Conciliation difficile entre travail et vie familiale
Au-delà de la question des moyens, le rapport du HCP met en évidence les inégalités structurelles liées à la charge mentale et domestique. Ainsi, 30% des femmes dirigeant une UPI déclarent rencontrer des difficultés à concilier vie professionnelle et responsabilités familiales, contre seulement 8,1% des hommes. Cette réalité constitue un frein majeur à leur autonomie et à leur épanouissement professionnel.
Dans la gestion même des unités, des écarts subsistent. Si une large majorité des chefs d’UPI (hommes et femmes confondus) déclarent une autonomie dans la gestion des revenus (96,4% pour les hommes contre 94,7% pour les femmes), les décisions importantes sont souvent partagées chez les femmes. 43,4% d’entre elles prennent leurs décisions avec leur conjoint, contre 31,3% des hommes, et seules 10,2% travaillent avec un associé, contre 19% des hommes.
Une présence féminine encore marginale
Malgré leur implication croissante, les femmes restent sous-représentées à la tête des unités informelles. Elles ne dirigent que 5,4% des UPI au niveau national, un chiffre qui atteint à peine 2,7% en milieu rural. Ce déséquilibre s’explique par des freins structurels, mais aussi par la forte prédominance masculine dans certains secteurs.
Dans le secteur du bâtiment, la présence féminine est quasi inexistante. Elles ne représentent que 5,2% des chefs d’UPI dans le commerce, 8,2% dans les services, et 20,9% dans l’industrie, où leur présence est la plus marquée. Par ailleurs, 92,4% des dirigeants d’UPI sont des hommes, un chiffre qui reflète l’asymétrie profonde dans l’accès à l’entrepreneuriat informel.
Une opportunité à encadrer, un potentiel à libérer
Dans un contexte où seulement 19% des femmes marocaines sont actives, le secteur informel constitue un premier point d’entrée sur le marché du travail. Toutefois, il s’agit d’une alternative précaire, sans garantie d’évolution vers une situation formelle, ni d’accès à la sécurité sociale ou aux droits du travail.
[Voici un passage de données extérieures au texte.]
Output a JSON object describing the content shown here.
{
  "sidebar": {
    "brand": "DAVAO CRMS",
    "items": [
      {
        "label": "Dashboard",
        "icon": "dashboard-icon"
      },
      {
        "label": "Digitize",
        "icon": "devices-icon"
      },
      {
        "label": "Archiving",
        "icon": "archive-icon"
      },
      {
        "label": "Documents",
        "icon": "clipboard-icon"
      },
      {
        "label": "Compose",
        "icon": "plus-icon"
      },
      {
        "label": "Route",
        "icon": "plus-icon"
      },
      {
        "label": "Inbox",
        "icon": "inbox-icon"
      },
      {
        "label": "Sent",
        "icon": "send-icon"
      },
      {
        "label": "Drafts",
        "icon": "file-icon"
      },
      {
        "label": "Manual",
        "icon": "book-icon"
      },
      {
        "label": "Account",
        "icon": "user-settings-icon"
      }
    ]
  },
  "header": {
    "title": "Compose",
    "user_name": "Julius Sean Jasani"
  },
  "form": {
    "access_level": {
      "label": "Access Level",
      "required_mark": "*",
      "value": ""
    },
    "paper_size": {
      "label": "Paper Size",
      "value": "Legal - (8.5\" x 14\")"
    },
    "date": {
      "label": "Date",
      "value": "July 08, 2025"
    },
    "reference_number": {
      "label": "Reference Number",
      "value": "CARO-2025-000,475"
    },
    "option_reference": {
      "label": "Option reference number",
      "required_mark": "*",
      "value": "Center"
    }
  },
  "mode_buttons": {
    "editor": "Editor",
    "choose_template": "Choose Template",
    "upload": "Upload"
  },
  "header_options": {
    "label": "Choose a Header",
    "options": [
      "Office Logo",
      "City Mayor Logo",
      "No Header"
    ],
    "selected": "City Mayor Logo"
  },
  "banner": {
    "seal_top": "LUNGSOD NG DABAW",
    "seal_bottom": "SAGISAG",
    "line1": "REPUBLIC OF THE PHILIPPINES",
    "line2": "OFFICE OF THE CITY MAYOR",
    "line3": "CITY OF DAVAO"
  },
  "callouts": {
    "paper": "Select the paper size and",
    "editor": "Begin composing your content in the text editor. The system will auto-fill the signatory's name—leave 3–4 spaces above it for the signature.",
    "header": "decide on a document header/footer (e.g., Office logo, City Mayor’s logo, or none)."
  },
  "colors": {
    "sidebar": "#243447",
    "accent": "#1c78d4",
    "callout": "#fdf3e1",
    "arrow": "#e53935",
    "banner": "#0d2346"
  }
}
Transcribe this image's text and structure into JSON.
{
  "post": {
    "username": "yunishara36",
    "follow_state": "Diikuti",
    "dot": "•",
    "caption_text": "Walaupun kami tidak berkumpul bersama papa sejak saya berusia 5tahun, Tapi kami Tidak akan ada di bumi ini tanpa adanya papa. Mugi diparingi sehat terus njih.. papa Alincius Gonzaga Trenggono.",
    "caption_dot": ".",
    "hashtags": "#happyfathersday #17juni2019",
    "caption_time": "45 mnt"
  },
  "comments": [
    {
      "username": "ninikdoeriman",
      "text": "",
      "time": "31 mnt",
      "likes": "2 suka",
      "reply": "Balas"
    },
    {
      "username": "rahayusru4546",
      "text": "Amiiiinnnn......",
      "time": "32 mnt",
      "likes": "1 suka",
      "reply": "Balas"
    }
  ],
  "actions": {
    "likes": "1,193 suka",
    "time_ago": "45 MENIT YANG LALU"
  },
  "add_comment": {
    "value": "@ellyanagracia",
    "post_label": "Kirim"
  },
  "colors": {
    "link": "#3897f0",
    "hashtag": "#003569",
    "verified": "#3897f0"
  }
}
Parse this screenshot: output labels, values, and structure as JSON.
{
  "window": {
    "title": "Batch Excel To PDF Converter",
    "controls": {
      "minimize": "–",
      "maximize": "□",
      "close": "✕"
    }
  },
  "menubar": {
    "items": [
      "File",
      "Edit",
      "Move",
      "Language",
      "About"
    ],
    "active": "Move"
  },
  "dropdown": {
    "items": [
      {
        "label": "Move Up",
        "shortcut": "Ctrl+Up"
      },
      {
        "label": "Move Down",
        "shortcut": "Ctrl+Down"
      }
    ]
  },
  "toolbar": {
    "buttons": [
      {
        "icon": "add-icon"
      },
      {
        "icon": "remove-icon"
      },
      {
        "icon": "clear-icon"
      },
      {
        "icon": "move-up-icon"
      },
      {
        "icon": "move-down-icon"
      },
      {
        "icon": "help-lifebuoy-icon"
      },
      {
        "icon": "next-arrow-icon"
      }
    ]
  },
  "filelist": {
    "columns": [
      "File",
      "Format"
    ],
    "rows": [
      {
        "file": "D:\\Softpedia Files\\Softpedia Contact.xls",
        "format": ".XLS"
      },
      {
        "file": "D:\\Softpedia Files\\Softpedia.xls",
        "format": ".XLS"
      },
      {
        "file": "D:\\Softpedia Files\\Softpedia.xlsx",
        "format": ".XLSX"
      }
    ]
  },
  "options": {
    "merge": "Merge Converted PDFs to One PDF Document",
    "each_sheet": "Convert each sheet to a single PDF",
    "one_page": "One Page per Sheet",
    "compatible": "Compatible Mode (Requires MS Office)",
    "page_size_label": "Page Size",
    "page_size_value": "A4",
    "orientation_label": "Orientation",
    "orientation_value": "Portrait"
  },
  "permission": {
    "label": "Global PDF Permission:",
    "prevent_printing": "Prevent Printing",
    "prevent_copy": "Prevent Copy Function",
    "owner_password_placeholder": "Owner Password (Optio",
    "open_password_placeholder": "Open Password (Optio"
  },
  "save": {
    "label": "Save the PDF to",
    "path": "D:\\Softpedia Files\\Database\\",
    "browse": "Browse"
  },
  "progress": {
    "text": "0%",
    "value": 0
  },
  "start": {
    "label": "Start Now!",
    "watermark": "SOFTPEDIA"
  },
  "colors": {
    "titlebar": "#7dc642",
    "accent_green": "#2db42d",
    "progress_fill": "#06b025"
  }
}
Le HCP estime que l’intégration des femmes rurales dans l’économie formelle pourrait augmenter le PIB national de 2,2%, soulignant ainsi le manque à gagner lié à l’exclusion professionnelle des femmes. Pour ce faire, il appelle à des politiques volontaristes d’autonomisation, afin de reconnaître et valoriser le travail des femmes, souvent invisible mais essentiel, notamment dans les zones rurales.
En 2023, l’emploi informel représentait 33,1% de l’emploi non agricole, avec une baisse dans l’industrie et les services, mais une hausse dans le commerce et le BTP. En volume, 157 000 nouveaux emplois informels ont été créés entre 2014 et 2023, témoignant d’un secteur toujours dynamique, mais qui reste insuffisamment régulé et porteur de fortes inégalités de genre.